Int Urogynecol J. 2012 Jan;23(1):111-6. doi: 10.1007/s00192-011-1492-2. Epub 2011 Jul 6.
Urinary retention after radical laparoscopic surgery for severe endometriosis is a clinically relevant complication. We hypothesized a relationship between the amount of resected nerves and the occurrence of urinary retention.
We evaluated, retrospectively, a cohort of 221 patients. The expression of nerves in the resected specimens was investigated in patients with urinary retention and matched controls using standardized immunohistochemistry techniques.
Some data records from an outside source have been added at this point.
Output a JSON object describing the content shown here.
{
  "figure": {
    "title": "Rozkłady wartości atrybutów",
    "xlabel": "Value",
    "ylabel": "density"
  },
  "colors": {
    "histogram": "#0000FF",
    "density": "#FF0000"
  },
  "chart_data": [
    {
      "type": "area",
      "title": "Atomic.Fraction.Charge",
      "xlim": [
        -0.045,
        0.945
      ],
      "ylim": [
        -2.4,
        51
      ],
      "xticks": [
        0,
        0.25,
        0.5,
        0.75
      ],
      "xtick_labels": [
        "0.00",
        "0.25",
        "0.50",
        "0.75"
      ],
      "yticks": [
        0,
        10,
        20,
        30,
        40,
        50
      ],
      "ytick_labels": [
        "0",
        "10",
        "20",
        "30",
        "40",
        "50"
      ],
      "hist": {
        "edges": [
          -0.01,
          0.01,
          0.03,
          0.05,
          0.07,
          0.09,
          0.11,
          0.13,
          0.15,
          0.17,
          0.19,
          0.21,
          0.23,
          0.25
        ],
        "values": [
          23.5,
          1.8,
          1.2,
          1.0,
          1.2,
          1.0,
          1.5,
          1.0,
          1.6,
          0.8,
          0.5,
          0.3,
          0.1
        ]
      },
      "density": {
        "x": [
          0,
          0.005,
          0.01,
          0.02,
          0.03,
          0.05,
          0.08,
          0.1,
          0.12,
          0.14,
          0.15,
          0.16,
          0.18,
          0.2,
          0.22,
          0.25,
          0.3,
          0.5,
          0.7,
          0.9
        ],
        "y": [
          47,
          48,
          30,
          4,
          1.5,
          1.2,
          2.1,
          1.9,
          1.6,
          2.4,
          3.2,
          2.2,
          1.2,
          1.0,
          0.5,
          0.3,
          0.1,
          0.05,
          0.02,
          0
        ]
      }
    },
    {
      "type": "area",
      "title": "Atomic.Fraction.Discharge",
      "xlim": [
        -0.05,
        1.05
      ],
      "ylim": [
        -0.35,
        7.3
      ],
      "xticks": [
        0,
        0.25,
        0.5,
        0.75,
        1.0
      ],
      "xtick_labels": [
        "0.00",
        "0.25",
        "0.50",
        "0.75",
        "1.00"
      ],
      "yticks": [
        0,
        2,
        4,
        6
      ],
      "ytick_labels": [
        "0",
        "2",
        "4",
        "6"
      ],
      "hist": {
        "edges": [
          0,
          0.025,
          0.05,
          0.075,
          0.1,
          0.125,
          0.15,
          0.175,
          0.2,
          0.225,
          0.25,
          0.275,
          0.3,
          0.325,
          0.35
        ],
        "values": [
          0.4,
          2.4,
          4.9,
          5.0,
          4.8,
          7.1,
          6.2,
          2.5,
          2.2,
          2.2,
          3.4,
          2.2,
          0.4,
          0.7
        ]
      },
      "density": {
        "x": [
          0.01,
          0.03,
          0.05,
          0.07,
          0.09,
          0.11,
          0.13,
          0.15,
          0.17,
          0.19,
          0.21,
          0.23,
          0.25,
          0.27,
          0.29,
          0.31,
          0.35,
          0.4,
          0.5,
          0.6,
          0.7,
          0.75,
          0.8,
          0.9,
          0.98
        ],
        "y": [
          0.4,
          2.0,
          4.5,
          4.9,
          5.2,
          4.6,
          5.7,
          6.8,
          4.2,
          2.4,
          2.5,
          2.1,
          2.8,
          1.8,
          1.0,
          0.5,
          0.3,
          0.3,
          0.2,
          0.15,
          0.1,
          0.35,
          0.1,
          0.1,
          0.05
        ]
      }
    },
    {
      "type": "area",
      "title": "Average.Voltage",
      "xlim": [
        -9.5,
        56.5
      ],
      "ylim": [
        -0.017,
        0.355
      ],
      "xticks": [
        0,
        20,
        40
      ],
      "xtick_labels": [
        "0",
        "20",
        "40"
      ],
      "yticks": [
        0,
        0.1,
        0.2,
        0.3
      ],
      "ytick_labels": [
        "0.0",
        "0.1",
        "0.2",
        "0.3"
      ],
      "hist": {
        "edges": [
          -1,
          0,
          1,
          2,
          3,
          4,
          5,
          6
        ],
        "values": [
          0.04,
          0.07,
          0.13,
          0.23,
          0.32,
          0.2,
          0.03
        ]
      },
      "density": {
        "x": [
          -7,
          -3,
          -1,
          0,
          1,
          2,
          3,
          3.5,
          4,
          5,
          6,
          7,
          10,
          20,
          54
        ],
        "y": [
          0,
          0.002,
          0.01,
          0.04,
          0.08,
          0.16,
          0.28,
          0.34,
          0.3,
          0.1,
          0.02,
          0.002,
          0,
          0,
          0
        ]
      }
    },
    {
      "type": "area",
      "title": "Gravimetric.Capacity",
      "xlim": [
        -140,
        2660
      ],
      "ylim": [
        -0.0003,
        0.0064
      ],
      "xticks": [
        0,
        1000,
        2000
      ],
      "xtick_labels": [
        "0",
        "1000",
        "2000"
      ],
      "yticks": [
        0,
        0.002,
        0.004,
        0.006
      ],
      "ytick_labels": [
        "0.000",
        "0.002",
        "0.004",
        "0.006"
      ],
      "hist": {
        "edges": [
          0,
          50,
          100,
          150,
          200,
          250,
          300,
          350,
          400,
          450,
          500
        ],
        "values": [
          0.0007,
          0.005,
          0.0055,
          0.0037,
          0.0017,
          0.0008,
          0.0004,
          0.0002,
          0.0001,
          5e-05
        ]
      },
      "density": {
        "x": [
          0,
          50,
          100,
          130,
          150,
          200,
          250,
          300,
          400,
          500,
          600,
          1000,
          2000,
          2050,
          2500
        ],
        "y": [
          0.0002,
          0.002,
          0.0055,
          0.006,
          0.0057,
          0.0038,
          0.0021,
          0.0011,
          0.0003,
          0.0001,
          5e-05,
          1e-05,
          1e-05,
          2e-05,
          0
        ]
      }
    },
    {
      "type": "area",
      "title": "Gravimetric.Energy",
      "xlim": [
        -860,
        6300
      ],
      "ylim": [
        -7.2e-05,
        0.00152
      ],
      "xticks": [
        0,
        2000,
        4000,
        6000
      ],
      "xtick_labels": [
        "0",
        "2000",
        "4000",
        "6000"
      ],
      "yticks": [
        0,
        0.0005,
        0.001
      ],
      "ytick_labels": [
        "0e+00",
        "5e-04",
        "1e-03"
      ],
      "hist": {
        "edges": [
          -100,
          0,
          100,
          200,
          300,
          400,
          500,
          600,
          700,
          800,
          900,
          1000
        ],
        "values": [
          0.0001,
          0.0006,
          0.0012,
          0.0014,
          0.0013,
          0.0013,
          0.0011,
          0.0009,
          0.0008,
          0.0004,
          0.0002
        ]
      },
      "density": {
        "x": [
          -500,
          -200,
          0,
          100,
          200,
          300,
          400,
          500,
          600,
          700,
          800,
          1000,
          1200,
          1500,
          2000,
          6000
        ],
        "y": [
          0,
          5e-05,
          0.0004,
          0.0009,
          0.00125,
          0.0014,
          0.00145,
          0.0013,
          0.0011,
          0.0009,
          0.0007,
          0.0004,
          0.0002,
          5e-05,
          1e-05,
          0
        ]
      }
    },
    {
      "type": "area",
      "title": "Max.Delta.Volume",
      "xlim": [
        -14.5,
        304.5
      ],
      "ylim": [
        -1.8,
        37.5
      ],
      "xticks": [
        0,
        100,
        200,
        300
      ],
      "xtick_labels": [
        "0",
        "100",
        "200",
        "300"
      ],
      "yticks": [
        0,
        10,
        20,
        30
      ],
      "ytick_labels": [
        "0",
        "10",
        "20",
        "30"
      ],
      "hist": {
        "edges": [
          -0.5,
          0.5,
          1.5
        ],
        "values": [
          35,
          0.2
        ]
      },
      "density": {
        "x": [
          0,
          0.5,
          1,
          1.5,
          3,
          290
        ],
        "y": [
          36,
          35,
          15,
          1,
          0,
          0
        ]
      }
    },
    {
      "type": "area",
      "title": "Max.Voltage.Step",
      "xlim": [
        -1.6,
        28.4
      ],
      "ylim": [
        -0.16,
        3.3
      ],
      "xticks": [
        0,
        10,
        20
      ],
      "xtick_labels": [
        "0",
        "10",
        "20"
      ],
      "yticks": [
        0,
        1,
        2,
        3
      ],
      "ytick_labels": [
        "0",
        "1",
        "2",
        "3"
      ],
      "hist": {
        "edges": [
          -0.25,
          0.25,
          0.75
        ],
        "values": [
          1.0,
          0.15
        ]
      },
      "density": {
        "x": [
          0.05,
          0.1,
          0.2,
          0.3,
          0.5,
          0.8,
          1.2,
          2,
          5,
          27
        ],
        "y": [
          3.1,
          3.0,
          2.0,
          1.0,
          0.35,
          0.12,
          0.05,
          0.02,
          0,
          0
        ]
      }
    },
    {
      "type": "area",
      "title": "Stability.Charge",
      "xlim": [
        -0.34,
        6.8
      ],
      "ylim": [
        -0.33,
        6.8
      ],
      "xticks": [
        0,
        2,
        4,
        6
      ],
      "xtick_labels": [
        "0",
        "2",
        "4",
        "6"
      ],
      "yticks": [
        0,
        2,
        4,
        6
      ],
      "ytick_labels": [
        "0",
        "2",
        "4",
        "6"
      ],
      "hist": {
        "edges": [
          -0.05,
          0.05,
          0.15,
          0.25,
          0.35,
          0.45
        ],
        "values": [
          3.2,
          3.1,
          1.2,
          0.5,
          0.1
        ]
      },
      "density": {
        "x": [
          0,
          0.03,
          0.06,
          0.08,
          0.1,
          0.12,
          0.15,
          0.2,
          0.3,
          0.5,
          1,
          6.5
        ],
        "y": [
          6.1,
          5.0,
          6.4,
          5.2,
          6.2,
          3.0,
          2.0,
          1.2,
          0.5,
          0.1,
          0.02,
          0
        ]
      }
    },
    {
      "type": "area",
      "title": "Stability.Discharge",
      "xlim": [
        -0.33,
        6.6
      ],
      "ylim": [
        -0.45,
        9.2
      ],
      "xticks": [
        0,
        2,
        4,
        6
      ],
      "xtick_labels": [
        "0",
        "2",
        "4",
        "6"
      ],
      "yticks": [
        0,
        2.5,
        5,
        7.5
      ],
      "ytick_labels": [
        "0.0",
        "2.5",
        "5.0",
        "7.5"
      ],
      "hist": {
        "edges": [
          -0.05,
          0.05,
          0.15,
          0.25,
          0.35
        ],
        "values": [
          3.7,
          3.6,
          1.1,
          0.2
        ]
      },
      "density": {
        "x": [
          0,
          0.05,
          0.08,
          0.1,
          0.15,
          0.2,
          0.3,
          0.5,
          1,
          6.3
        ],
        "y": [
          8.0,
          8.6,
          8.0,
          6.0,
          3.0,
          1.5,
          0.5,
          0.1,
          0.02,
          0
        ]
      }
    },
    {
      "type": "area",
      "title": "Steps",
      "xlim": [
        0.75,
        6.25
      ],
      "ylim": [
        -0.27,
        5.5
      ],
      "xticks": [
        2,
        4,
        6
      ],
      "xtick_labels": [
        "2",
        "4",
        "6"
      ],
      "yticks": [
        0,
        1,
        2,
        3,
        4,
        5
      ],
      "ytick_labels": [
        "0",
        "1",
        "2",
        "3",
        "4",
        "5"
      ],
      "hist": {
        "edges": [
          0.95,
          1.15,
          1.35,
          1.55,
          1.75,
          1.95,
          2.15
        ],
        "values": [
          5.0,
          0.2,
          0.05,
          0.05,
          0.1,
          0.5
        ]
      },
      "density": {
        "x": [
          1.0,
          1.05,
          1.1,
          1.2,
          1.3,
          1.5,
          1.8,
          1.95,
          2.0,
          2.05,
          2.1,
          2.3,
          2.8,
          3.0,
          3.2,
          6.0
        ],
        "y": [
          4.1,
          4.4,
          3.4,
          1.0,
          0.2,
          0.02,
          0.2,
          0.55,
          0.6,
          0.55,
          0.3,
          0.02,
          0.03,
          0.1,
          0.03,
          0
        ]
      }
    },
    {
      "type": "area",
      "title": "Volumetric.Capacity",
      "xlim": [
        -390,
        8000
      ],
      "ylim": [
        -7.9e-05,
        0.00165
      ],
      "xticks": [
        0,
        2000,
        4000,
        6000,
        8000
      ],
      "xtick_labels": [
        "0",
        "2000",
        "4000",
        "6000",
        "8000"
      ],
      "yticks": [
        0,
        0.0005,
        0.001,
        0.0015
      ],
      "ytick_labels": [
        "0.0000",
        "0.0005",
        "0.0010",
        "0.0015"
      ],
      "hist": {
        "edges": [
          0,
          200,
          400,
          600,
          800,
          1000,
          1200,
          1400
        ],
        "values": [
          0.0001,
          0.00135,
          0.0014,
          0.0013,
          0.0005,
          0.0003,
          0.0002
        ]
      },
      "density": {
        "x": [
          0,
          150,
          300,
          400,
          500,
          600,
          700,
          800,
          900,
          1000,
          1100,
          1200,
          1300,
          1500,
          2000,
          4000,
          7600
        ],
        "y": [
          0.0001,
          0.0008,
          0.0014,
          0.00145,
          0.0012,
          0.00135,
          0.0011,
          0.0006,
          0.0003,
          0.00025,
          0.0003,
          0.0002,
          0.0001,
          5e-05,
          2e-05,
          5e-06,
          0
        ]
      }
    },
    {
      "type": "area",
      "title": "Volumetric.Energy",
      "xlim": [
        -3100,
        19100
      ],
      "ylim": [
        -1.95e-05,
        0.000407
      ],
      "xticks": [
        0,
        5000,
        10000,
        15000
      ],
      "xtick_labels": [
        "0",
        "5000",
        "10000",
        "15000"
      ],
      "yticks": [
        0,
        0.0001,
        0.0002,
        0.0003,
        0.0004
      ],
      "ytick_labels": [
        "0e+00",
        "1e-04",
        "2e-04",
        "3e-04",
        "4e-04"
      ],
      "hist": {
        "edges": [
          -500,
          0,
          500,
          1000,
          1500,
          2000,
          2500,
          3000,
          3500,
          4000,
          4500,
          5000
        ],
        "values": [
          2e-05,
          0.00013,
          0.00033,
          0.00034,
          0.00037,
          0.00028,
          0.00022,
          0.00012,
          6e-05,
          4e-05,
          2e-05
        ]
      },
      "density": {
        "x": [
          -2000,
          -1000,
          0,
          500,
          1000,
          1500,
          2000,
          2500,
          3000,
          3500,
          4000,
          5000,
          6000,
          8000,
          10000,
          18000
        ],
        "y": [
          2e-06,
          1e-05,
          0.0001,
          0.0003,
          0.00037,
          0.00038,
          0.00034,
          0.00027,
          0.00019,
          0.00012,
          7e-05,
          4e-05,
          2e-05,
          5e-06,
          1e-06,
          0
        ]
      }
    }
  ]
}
The prevalence of urinary retention was 4.6% (n = 10). Importantly, there was no difference between cases and controls regarding the quantity of nerves in the resected specimens. The cumulative probability of 50% to overcome urinary retention was reached after 5.6 months. Age was the main risk factor for persistent retention (40.3 years with vs. 31.6 years without, p = 0.01).
In older endometriosis patients, surgical radicality should be balanced against preservation of organ function. There is a fairly good chance to recover, even after 6 months, which is important for patient counseling.
重度子宫内膜异位症行腹腔镜根治性手术后尿潴留是一种具有临床意义的并发症。我们推测切除神经的数量与尿潴留的发生之间存在关联。
我们对221例患者进行了回顾性评估。采用标准化免疫组织化学技术,对尿潴留患者及其匹配的对照组切除标本中的神经表达进行了研究。
尿潴留的发生率为4.6%(n = 10)。重要的是,切除标本中的神经数量在病例组和对照组之间没有差异。5.6个月后达到50%克服尿潴留的累积概率。年龄是持续性尿潴留的主要危险因素(有尿潴留者为40.3岁,无尿潴留者为31.6岁,p = 0.01)。
对于老年子宫内膜异位症患者,手术的根治性应与器官功能的保留相平衡。即使在6个月后,恢复的机会也相当大,这对患者咨询很重要。